As previously noted, the statute reads: "Every nonprofit hospital service corporation organized or admitted under this chapter is hereby declared to be a charitable and benevolent institution and all of its funds shall be exempt from all and every State, county, district, municipal and school tax other than taxes on real estate and office equipment." We are unpersuaded by Blue Cross' argument that it should be read "with a double subject," so as to reach the following result: "Every non-profit hospital service corporation ... and all of its funds shall be exempt from all ... tax other than on real estate and office equipment." (Italics supplied by Blue Cross.)
We are impelled to, and do, conclude that section 11493.5 is reasonably subject to the interpretation contended for by the City. The judgment for that reason must be affirmed.

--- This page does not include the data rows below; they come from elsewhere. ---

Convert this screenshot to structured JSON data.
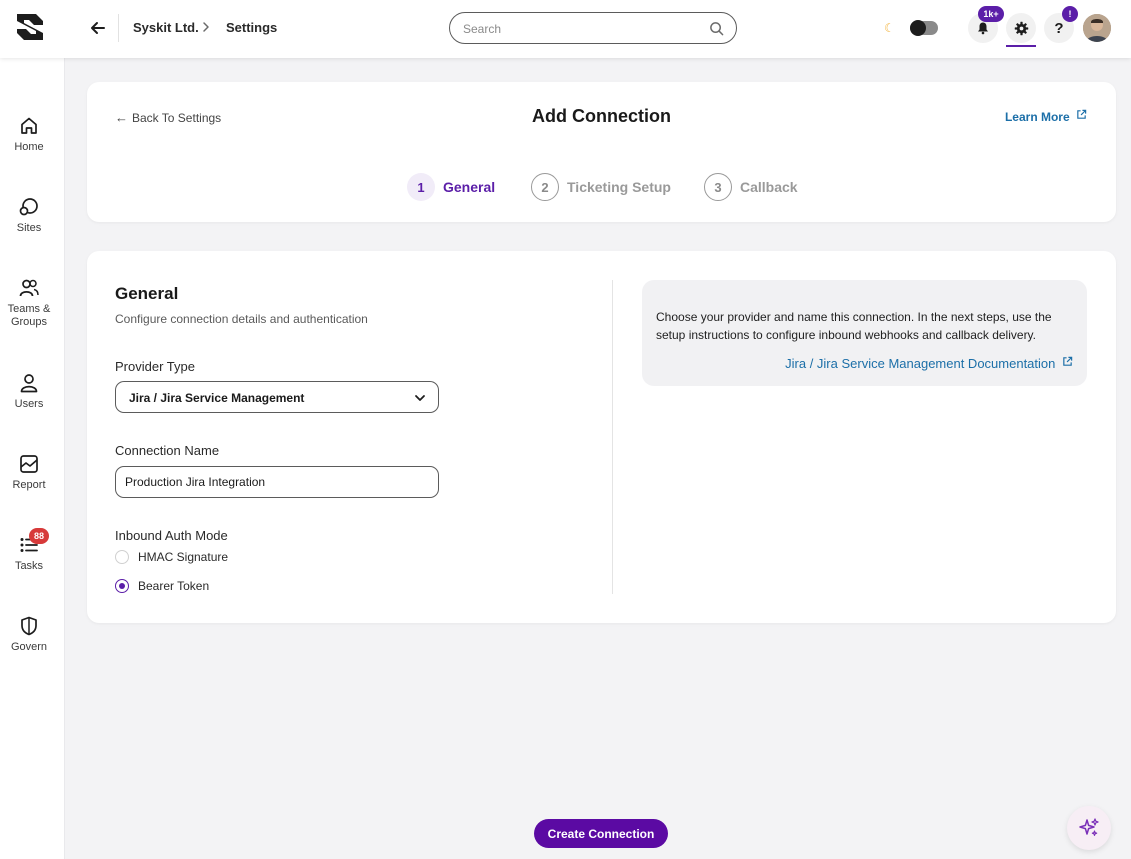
{
  "topbar": {
    "breadcrumb_org": "Syskit Ltd.",
    "breadcrumb_current": "Settings",
    "search_placeholder": "Search",
    "notifications_badge": "1k+",
    "help_badge": "!",
    "help_glyph": "?",
    "icons": [
      "syskit-logo-icon",
      "back-arrow-icon",
      "chevron-right-icon",
      "search-icon",
      "moon-icon",
      "bell-icon",
      "gear-icon",
      "help-icon"
    ]
  },
  "sidebar": {
    "items": [
      {
        "label": "Home",
        "icon": "home-icon"
      },
      {
        "label": "Sites",
        "icon": "sites-icon"
      },
      {
        "label": "Teams & Groups",
        "icon": "teams-icon"
      },
      {
        "label": "Users",
        "icon": "user-icon"
      },
      {
        "label": "Report",
        "icon": "report-icon"
      },
      {
        "label": "Tasks",
        "icon": "tasks-icon",
        "badge": "88"
      },
      {
        "label": "Govern",
        "icon": "shield-icon"
      }
    ]
  },
  "header": {
    "back_label": "Back To Settings",
    "title": "Add Connection",
    "learn_more": "Learn More",
    "steps": [
      {
        "number": "1",
        "label": "General",
        "active": true
      },
      {
        "number": "2",
        "label": "Ticketing Setup",
        "active": false
      },
      {
        "number": "3",
        "label": "Callback",
        "active": false
      }
    ]
  },
  "form": {
    "section_title": "General",
    "section_subtitle": "Configure connection details and authentication",
    "provider_label": "Provider Type",
    "provider_value": "Jira / Jira Service Management",
    "connection_name_label": "Connection Name",
    "connection_name_value": "Production Jira Integration",
    "auth_mode_label": "Inbound Auth Mode",
    "auth_options": [
      {
        "label": "HMAC Signature",
        "selected": false
      },
      {
        "label": "Bearer Token",
        "selected": true
      }
    ]
  },
  "info": {
    "text": "Choose your provider and name this connection. In the next steps, use the setup instructions to configure inbound webhooks and callback delivery.",
    "doc_link": "Jira / Jira Service Management Documentation"
  },
  "actions": {
    "create_label": "Create Connection"
  },
  "colors": {
    "accent": "#5b1ea8",
    "button": "#5b0aa3",
    "link": "#1c6fa8",
    "task_badge": "#d73a3a",
    "background": "#f3f3f5"
  }
}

It becomes unnecessary in our resolution of the appeal to consider the City's contention and the trial court's finding that section 11493.5 is, by virtue of California's Constitution article XI, section 5, inapplicable to the City of Oakland, a "home rule" chartered city.
The judgment is affirmed.
Molinari, P. J., and Sims, J., concurred.
FN 1. Such a utility users tax has been held valid as against the contention that "the Legislature has enacted a uniform statewide system of sales and use taxation and has declared its intent to preempt that field, that such a system is a matter of statewide concern rather than a local municipal affair, and that therefore the Fresno utility users' tax must yield to the Legislature's enactment under principles recently reviewed and expounded in Bishop v. City of San Jose (1969) 1 Cal. 3d 56, 61-63 [81 Cal. Rptr. 465, 460 P.2d 137]. ..." (Rivera v. City of Fresno, 6 Cal. 3d 132, 135 [98 Cal. Rptr. 281, 490 P.2d 793].)
FN 2. Blue Cross has also been subject to sales taxes, but points out that such taxes were collected by the retailer and passed on to it, the consumer.
FN 3. 6 Law and Contemporary Problems (1939) pages 542-543.